Cheers for such a fast response :)
Sure, I'd be happy to explain how to solve this titration problem involving a weak acid and a strong base.
First, let's break down the problem into smaller steps:
Step 1: Write the balanced chemical equation for the reaction between the weak acid (ethanoic acid, CH3COOH) and the strong base (sodium hydroxide, NaOH).
CH3COOH + NaOH -> CH3COONa + H2O
Step 2: Identify the conjugate acid-base pairs in the reaction.
The weak acid (CH3COOH) and its conjugate base (CH3COO-) form one conjugate acid-base pair.
The strong base (NaOH) and its conjugate acid (H2O) form the other conjugate acid-base pair.
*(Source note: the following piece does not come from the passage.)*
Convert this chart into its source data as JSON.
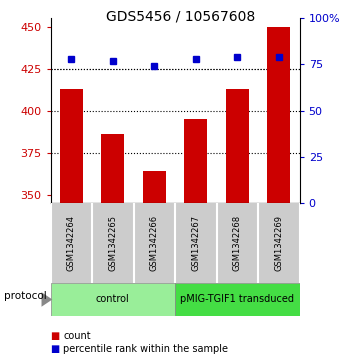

Step 3: Calculate the initial moles of the weak acid (ethanoic acid) and the strong base (sodium hydroxide) used in the titration.
Moles of ethanoic acid:
moles = volume (in dm^3) × concentration (in mol/dm^3)
moles = 10.0 cm^3 × 0.25 mol/dm^3 = 0.0025 mol
Moles of sodium hydroxide:
moles = volume (in dm^3) × concentration (in mol/dm^3)
moles = 10.0 cm^3 × 0.10 mol/dm^3 = 0.0010 mol
Step 4: Determine which is the limiting reactant.
The limiting reactant is the one that is completely consumed in the reaction. To determine the limiting reactant, compare the moles of the weak acid (0.0025 mol) and the strong base (0.0010 mol).
Since the moles of the weak acid are higher, it is the limiting reactant. This means that the reaction will consume all of the weak acid and leave some excess strong base.
Step 5: Calculate the moles of excess strong base.
The moles of excess strong base can be calculated by subtracting the moles of the limiting reactant (weak acid) from the total moles of the strong base.
Moles of excess strong base = Total moles of strong base - Moles of limiting reactant
= 0.0010 mol - 0.0025 mol (which is negative, indicating that all of the strong base will be consumed in the reaction)
Step 6: Determine the volume of the solution after the reaction.
The total volume of the solution after the reaction will be the sum of the initial volumes of the weak acid and the strong base.
Volume of solution after reaction = Initial volume of weak acid + Initial volume of strong base
= 10.0 cm^3 + 10.0 cm^3 = 20.0 cm^3
Step 7: Calculate the concentration of the weak acid in the final solution after the reaction.
Concentration = Moles / Volume
Concentration = 0.0025 mol / 20.0 cm^3 = 0.125 moldm^-3
Step 8: Calculate the concentration of the conjugate base (CH3COO-) in the final solution after the reaction.
Since the weak acid is completely converted to its conjugate base, the concentration of the conjugate base will be equal to the concentration of the weak acid in the final solution.
Concentration of conjugate base = 0.125 moldm^-3
Step 9: Apply the Henderson-Hasselbalch equation to calculate the pH of the solution.
The Henderson-Hasselbalch equation is given by:
pH = pKa + log10([Conjugate base] / [Weak acid])
In this case, the conjugate base is CH3COO- (0.125 moldm^-3) and the weak acid is CH3COOH (0.125 moldm^-3).
pH = -log10(Ka) + log10([Conjugate base] / [Weak acid])
= -log10(1.76 x 10^-5) + log10(0.125 / 0.125)
= -log10(1.76 x 10^-5) + log10(1)
Using a calculator, you can find the values of -log10(1.76 x 10^-5) and log10(1), and then subtract the first value from the second value to determine the pH of the solution.
I hope this explanation helps you understand how to solve this titration problem involving a weak acid and a strong base. If you have any further questions, please feel free to ask!